Парни заслушались учителя так, что и не заметили: они уже не одни под белёной стеной теменоса[16]. В грозном гребнистом шлеме, чеканном нагруднике и синем плаще стоял, подбоченясь, кирпично загорелый здоровяк с холёной бородой — Аристипп, стратег города, отец Метрокла. Из-за его спины, набычась, смотрели два воина с копьями. Ученики Левия испуганно вскочили, сам же он остался лежать, обрывая виноградины с грозди, и лишь молча показал стратегу место напротив себя — ложись, мол, и побеседуем.
Но Аристипп, не приняв приглашения, гаркнул:
— Когда ты оставишь в покое моего сына, грязный попрошайка?!
Прищурясь, киник благодушно засмеялся.
— Ты и у родника спросил бы — когда он оставит в покое тех, кто приходит напиться?
— Хватит шутовства! — не унимался стратег. — Ты дождёшься, старый болтун, я тебе кишки выпущу!..

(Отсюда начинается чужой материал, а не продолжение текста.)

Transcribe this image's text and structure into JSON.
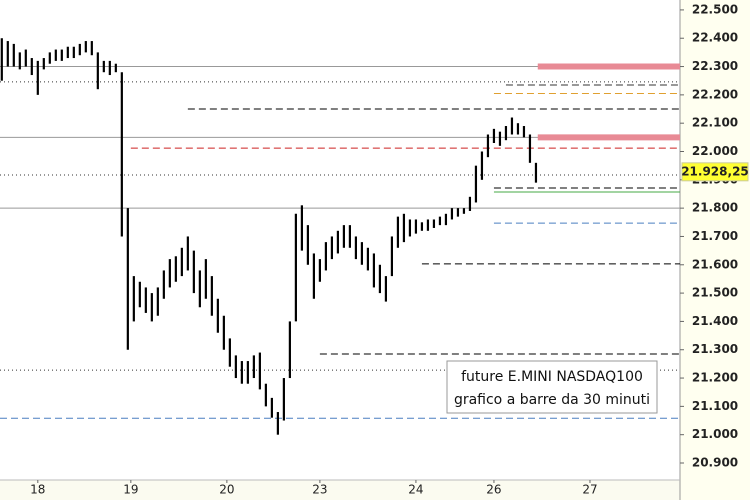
{
  "chart_data": {
    "type": "ohlc",
    "color": "#000000",
    "high": [
      22400,
      22390,
      22380,
      22350,
      22360,
      22330,
      22320,
      22330,
      22350,
      22360,
      22360,
      22370,
      22370,
      22380,
      22390,
      22390,
      22350,
      22320,
      22320,
      22310,
      22280,
      21800,
      21560,
      21540,
      21520,
      21500,
      21520,
      21580,
      21620,
      21630,
      21660,
      21700,
      21650,
      21580,
      21620,
      21560,
      21480,
      21420,
      21340,
      21280,
      21260,
      21260,
      21280,
      21290,
      21180,
      21130,
      21080,
      21200,
      21400,
      21780,
      21810,
      21740,
      21640,
      21620,
      21680,
      21700,
      21720,
      21740,
      21740,
      21700,
      21680,
      21660,
      21640,
      21600,
      21560,
      21700,
      21770,
      21780,
      21760,
      21760,
      21750,
      21760,
      21760,
      21770,
      21780,
      21800,
      21800,
      21800,
      21840,
      21950,
      22000,
      22060,
      22080,
      22070,
      22090,
      22120,
      22100,
      22090,
      22060,
      21960
    ],
    "low": [
      22250,
      22300,
      22300,
      22290,
      22300,
      22270,
      22200,
      22290,
      22310,
      22320,
      22320,
      22330,
      22330,
      22340,
      22350,
      22340,
      22220,
      22280,
      22270,
      22280,
      21700,
      21300,
      21400,
      21450,
      21430,
      21400,
      21420,
      21480,
      21520,
      21540,
      21560,
      21580,
      21500,
      21450,
      21480,
      21420,
      21360,
      21300,
      21240,
      21200,
      21180,
      21180,
      21200,
      21160,
      21100,
      21060,
      21000,
      21050,
      21200,
      21400,
      21650,
      21600,
      21480,
      21540,
      21580,
      21620,
      21640,
      21660,
      21660,
      21620,
      21600,
      21580,
      21520,
      21500,
      21470,
      21560,
      21660,
      21680,
      21700,
      21710,
      21720,
      21720,
      21730,
      21740,
      21740,
      21760,
      21770,
      21780,
      21790,
      21820,
      21900,
      21980,
      22030,
      22020,
      22040,
      22060,
      22060,
      22050,
      21960,
      21890
    ],
    "xlim": [
      -0.3,
      113
    ],
    "xticks": [
      {
        "value": 6,
        "label": "18"
      },
      {
        "value": 21.5,
        "label": "19"
      },
      {
        "value": 37.5,
        "label": "20"
      },
      {
        "value": 53,
        "label": "23"
      },
      {
        "value": 69,
        "label": "24"
      },
      {
        "value": 82,
        "label": "26"
      },
      {
        "value": 98,
        "label": "27"
      }
    ],
    "ylim": [
      20840,
      22535
    ],
    "yticks": [
      {
        "value": 22500,
        "label": "22.500"
      },
      {
        "value": 22400,
        "label": "22.400"
      },
      {
        "value": 22300,
        "label": "22.300"
      },
      {
        "value": 22200,
        "label": "22.200"
      },
      {
        "value": 22100,
        "label": "22.100"
      },
      {
        "value": 22000,
        "label": "22.000"
      },
      {
        "value": 21900,
        "label": "21.900"
      },
      {
        "value": 21800,
        "label": "21.800"
      },
      {
        "value": 21700,
        "label": "21.700"
      },
      {
        "value": 21600,
        "label": "21.600"
      },
      {
        "value": 21500,
        "label": "21.500"
      },
      {
        "value": 21400,
        "label": "21.400"
      },
      {
        "value": 21300,
        "label": "21.300"
      },
      {
        "value": 21200,
        "label": "21.200"
      },
      {
        "value": 21100,
        "label": "21.100"
      },
      {
        "value": 21000,
        "label": "21.000"
      },
      {
        "value": 20900,
        "label": "20.900"
      }
    ],
    "levels": [
      {
        "value": 22300,
        "style": "solid",
        "color": "#999999"
      },
      {
        "value": 22050,
        "style": "solid",
        "color": "#999999"
      },
      {
        "value": 21800,
        "style": "solid",
        "color": "#999999"
      },
      {
        "value": 22246,
        "style": "dotted",
        "color": "#333333"
      },
      {
        "value": 21917,
        "style": "dotted",
        "color": "#333333"
      },
      {
        "value": 21228,
        "style": "dotted",
        "color": "#333333"
      },
      {
        "value": 22150,
        "style": "dashed",
        "color": "#000000",
        "from": 31
      },
      {
        "value": 22012,
        "style": "dashed",
        "color": "#cc2222",
        "from": 21.5
      },
      {
        "value": 21603,
        "style": "dashed",
        "color": "#000000",
        "from": 70
      },
      {
        "value": 21285,
        "style": "dashed",
        "color": "#000000",
        "from": 53
      },
      {
        "value": 21871,
        "style": "dashed",
        "color": "#000000",
        "from": 82
      },
      {
        "value": 22235,
        "style": "dashed",
        "color": "#333333",
        "from": 84
      },
      {
        "value": 22205,
        "style": "dashed",
        "color": "#e0a030",
        "from": 82
      },
      {
        "value": 21857,
        "style": "solid",
        "color": "#44aa44",
        "from": 82
      },
      {
        "value": 21747,
        "style": "dashed",
        "color": "#4a7fc0",
        "from": 82
      },
      {
        "value": 21058,
        "style": "dashed",
        "color": "#4a7fc0"
      },
      {
        "value": 22300,
        "style": "band",
        "color": "#e88a95",
        "from": 89.3
      },
      {
        "value": 22050,
        "style": "band",
        "color": "#e88a95",
        "from": 89.3
      }
    ],
    "last_price": {
      "value": 21928.25,
      "label": "21.928,25"
    },
    "annotation": [
      "future E.MINI NASDAQ100",
      "grafico a barre da 30 minuti"
    ]
  }
}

— Неужели для этого надо быть выборным начальником войска? — невинно спросил Левкий. — Мне кажется, то же смог бы сделать и козёл с острыми рогами…
— Мели, мели, — поняв, что сказал лишнее, сбавил тон Аристипп. Философа знали в городе, сильные люди приходили к нему за советом. — Язык у тебя без костей… Но в моём доме хозяин я! — Поманив к себе сына, стратег с угрожающей лаской опустил руку ему на затылок. — Этого дурня я сегодня отделаю так, что он внукам своим расскажет. А если снова приползёт к тебе, напомни ему волю отца: не общаться с тобой. Послушание — изрядная добродетель, а ты ведь любишь болтать о добродетели…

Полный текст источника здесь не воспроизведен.